Шел последний бой, и, если только он останется на месте, на этом все кончится. Горящими ненавистью глазами, он смотрел вверх на Брейлсфорда, стоявшего перед ним в брюках и фуфайке. Ему казалось, что Брейлсфорд колышется на фоне слившихся в сплошной белый круг лиц и мутного неба. Брейлсфорд уже во второй раз сбил его с ног. Но и Ной успел подбить ему глаз, так что он совсем заплыл, и нанес Брейлсфорду такой удар в живот, что тот взвыл от боли. Если он останется на месте, если только он простоит вот так на одном колене, тряся головой, чтобы она прояснилась, еще каких-нибудь пять секунд, все окончится. Все будет уже позади: десять боев, сломанные кости, долгие дни пребывания в лазарете, нервная рвота в те дни, когда предстояли бои, ошеломляющий, болезненный стук крови в ушах, когда надо подняться еще раз, чтобы встретиться с враждебными, самоуверенными, ненавидящими лицами и с тяжелыми ударами кулаков.
Еще пять секунд, и все будет доказано. Он добьется своего. Так и надо бы сделать. Что бы он ни намеревался доказать – хотя теперь все это представлялось ему как в тумане и лишь причиняло мучительную боль, – будет доказано. Им придется признать, что он одержал над ними победу. Но нет: девяти поражений и одного выхода из драки до ее окончания для этого недостаточно. Дух побеждает только тогда, когда пройдешь полный круг испытаний и муки. Даже эти невежественные, грубые люди поймут теперь, когда он будет шагать рядом с ними сначала по дорогам Флориды, а потом и по другим дорогам, под огнем противника, что он продемонстрировал такую волю и храбрость, на которую способны только лучшие из них…
Все, что от него требуется, – это остаться стоять на одном колене.
Но он встал.
Он поднял руки, ожидая, когда подойдет Брейлсфорд.
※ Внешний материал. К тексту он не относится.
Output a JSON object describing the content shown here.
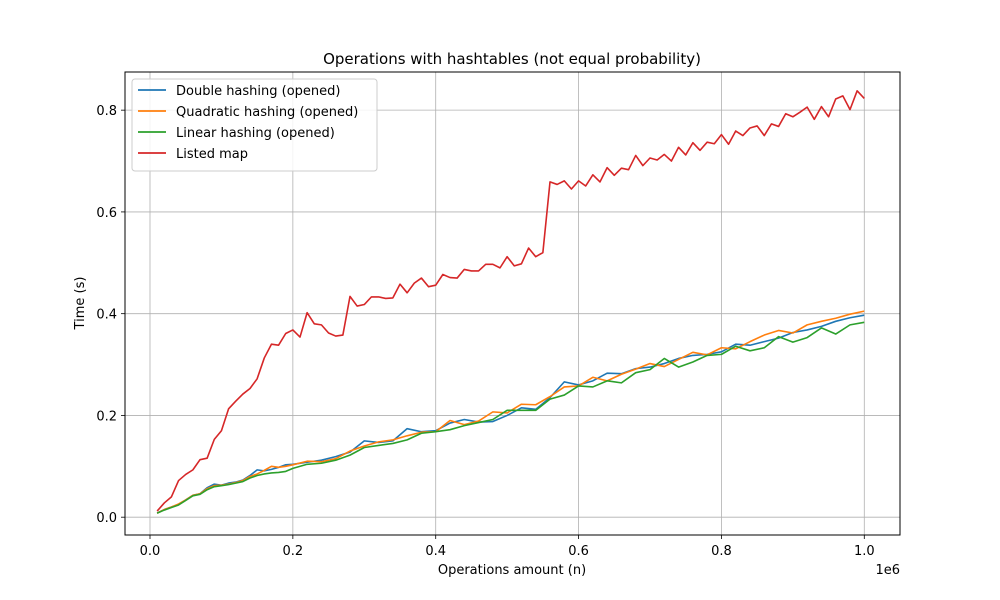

Постепенно лицо Брейлсфорда снова приняло четкие очертания. Оно» было белое с красными пятнами и очень взволнованное. Ной прошел несколько шагов по траве и нанес сильный удар по этому белому лицу. Брейлсфорд упал. Ной тупо уставился на распростертую у его ног фигуру. Брейлсфорд тяжело дышал, хватаясь руками за траву.
– Поднимайся, ты, трусливая сволочь, – выкрикнул кто-то из наблюдавших солдат. Ной удивился: в первый раз на этом месте обругали не его, а кого-то другого.
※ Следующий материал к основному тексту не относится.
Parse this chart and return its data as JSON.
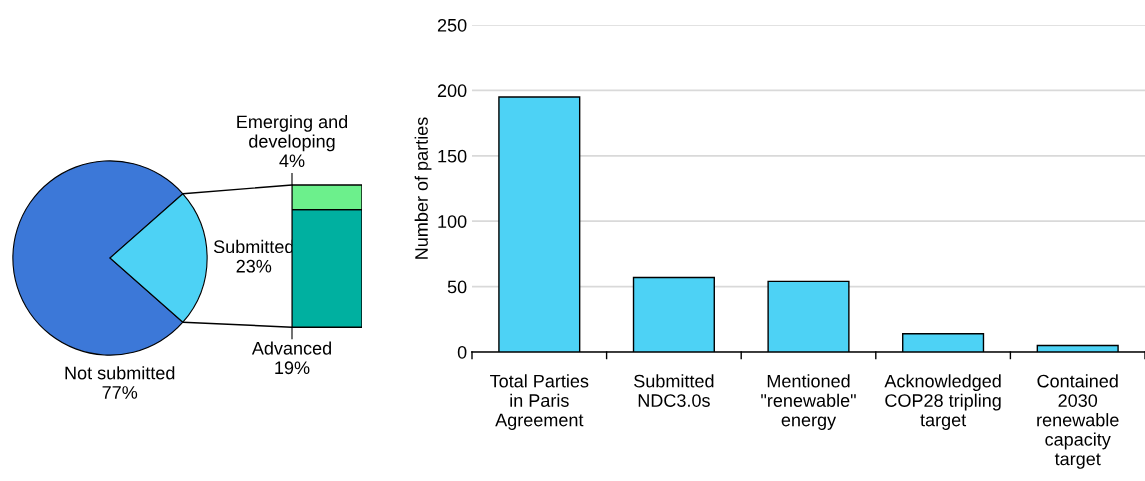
{
  "chart_data": [
    {
      "type": "pie",
      "categories": [
        "Not submitted",
        "Submitted"
      ],
      "values": [
        77,
        23
      ],
      "colors": [
        "#3c78d8",
        "#4dd2f5"
      ],
      "value_labels": [
        "77%",
        "23%"
      ]
    },
    {
      "type": "bar",
      "stacked": true,
      "categories": [
        null
      ],
      "series": [
        {
          "name": "Advanced",
          "color": "#00b0a0",
          "values": [
            19
          ],
          "value_labels": [
            "19%"
          ]
        },
        {
          "name": "Emerging and developing",
          "color": "#6cf08c",
          "values": [
            4
          ],
          "value_labels": [
            "4%"
          ]
        }
      ]
    },
    {
      "type": "bar",
      "categories": [
        "Total Parties\nin Paris\nAgreement",
        "Submitted\nNDC3.0s",
        "Mentioned\n\"renewable\"\nenergy",
        "Acknowledged\nCOP28 tripling\ntarget",
        "Contained\n2030\nrenewable\ncapacity\ntarget"
      ],
      "values": [
        195,
        57,
        54,
        14,
        5
      ],
      "color": "#4dd2f5",
      "ylabel": "Number of parties",
      "ylim": [
        0,
        250
      ],
      "yticks": [
        0,
        50,
        100,
        150,
        200,
        250
      ],
      "grid": "y"
    }
  ]
}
Брейлсфорд встал. Это был толстый и физически неразвитый парень, он служил ротным писарем и всегда ухитрялся найти отговорку, чтобы увильнуть от тяжелой работы. При каждом вдохе у него клокотало в горле. Когда Ной стал приближаться к нему, на его лице отразился ужас. Он бестолково размахивал перед собой руками.
– Нет, нет… – умоляюще проговорил он.
Ной остановился и пристально посмотрел на него. Потом отрицательно покачал головой и медленно пошел на противника. Они размахнулись одновременно, и Ной от удара снова повалился. Брейлсфорд был высокий парень, и удар пришелся Ною прямо в висок. Подогнув под себя ноги, Ной глубоко и медленно дышал. Он взглянул на Брейлсфорда.